Game Studio Co-founder (Mid-size)

What this page covers
Game Studio Co-founder (Mid-size)
If you oversee business and marketing for a growing game studio, you may feel the strain of managing multiple live titles and new launches without a fully scaled internal marketing org, while stakeholders still expect efficient growth and controlled acquisition costs.
A careful first step can be to map where your performance marketing is losing effectiveness, spot red flags in your current media split and creator mix, and decide which UA and influencer activities to structure first instead of trying to fix everything at once.
In brief
- You may be looking for a way to turn fragmented UA and influencer efforts across games, platforms, and regions into a more structured, repeatable system that supports several titles at once.
- A format that focuses on performance marketing fundamentals, clear KPI frameworks, and transparent motivation for everyone involved can support portfolio growth better than ad hoc campaigns and loosely managed creator outreach.
- Before you start, it is worth checking how you currently track KPIs and fraud risks, how agency commissions are structured, and whether your team has bandwidth for coordination so that any new setup does not repeat the same systemic issues.
What to do
As a mid-size game studio co-founder, you balance product, team, and investor expectations while trying to keep acquisition costs under control. With limited internal bandwidth for creator scouting, vetting, and long-term relationship management, it is easy for UA and influencer work to become fragmented and hard to compare across titles.
A more suitable approach is to treat performance marketing as a growth system rather than a collection of channels. This means aligning on KPI frameworks and reporting, watching for red flags in the media split that may lead to fraud, and building structured UA and creator programs that can be repeated across genres, audiences, and regions instead of reinventing the wheel for every launch.

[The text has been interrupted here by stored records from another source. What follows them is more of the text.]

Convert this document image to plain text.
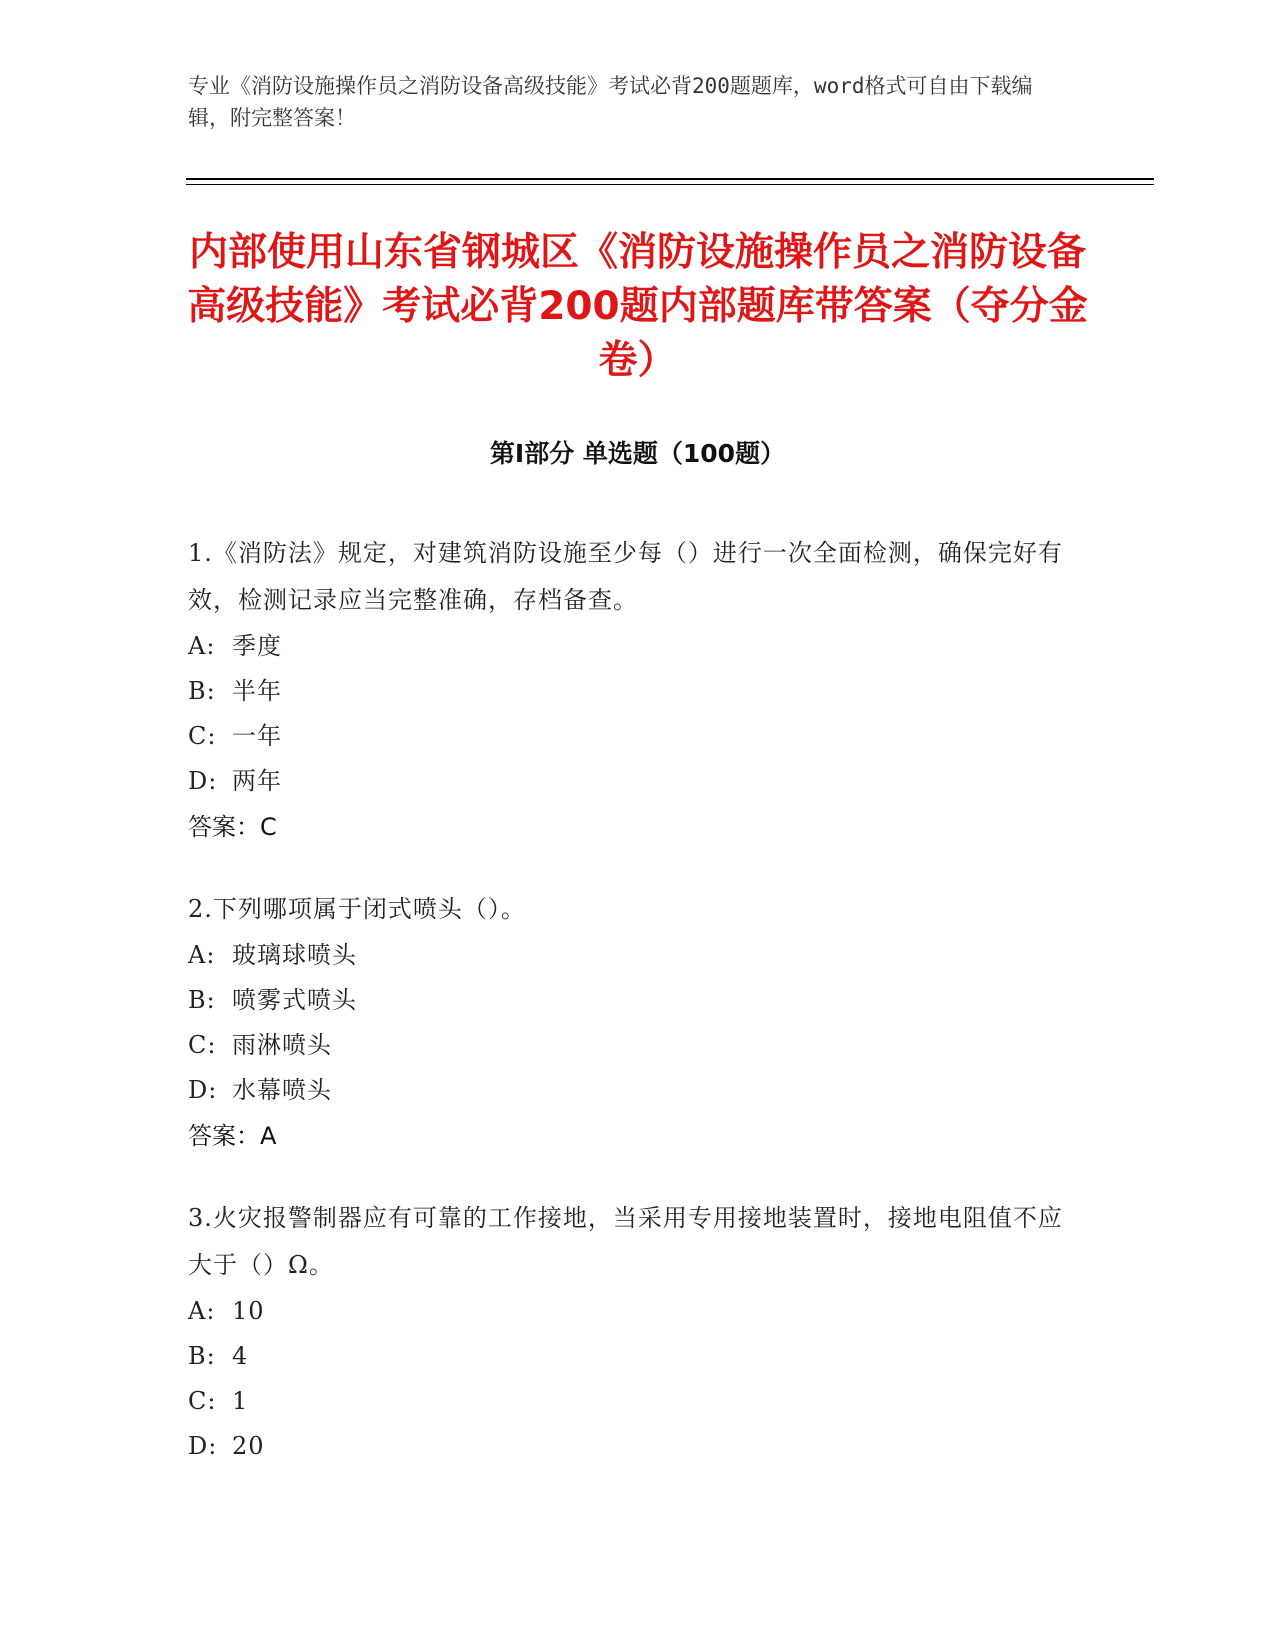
专业《消防设施操作员之消防设备高级技能》考试必背200题题库，word格式可自由下载编辑，附完整答案！
内部使用山东省钢城区《消防设施操作员之消防设备高级技能》考试必背200题内部题库带答案（夺分金卷）
第I部分 单选题（100题）
1.《消防法》规定，对建筑消防设施至少每（）进行一次全面检测，确保完好有效，检测记录应当完整准确，存档备查。
A: 季度
B: 半年
C: 一年
D: 两年
答案：C
2.下列哪项属于闭式喷头（）。
A: 玻璃球喷头
B: 喷雾式喷头
C: 雨淋喷头
D: 水幕喷头
答案：A
3.火灾报警制器应有可靠的工作接地，当采用专用接地装置时，接地电阻值不应大于（）Ω。
A: 10
B: 4
C: 1
D: 20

To start carefully, you can focus on one or two representative titles and review how budgets, commissions, and team incentives are set up today. From there, you can outline a simple, testable structure for UA and creator activity, with clear responsibilities and success metrics, and only then consider scaling that model to the rest of your portfolio.
What to keep in mind
Any shift toward more effective performance marketing for your studio will depend on your internal resources, data quality, and willingness to adjust existing media and incentive structures; there is no universal setup that works the same way for every portfolio.
If your tracking, reporting, or KPI frameworks are still being formed, it may take time before you can standardize optimization processes across titles, and you may need to phase changes so that live games are not put at unnecessary risk.
This is why a measured next step is to openly assess where your current UA and creator efforts are fragmented, where commissions or media splits may work against you, and which one or two areas you are ready to experiment with first, instead of committing to a full overhaul immediately.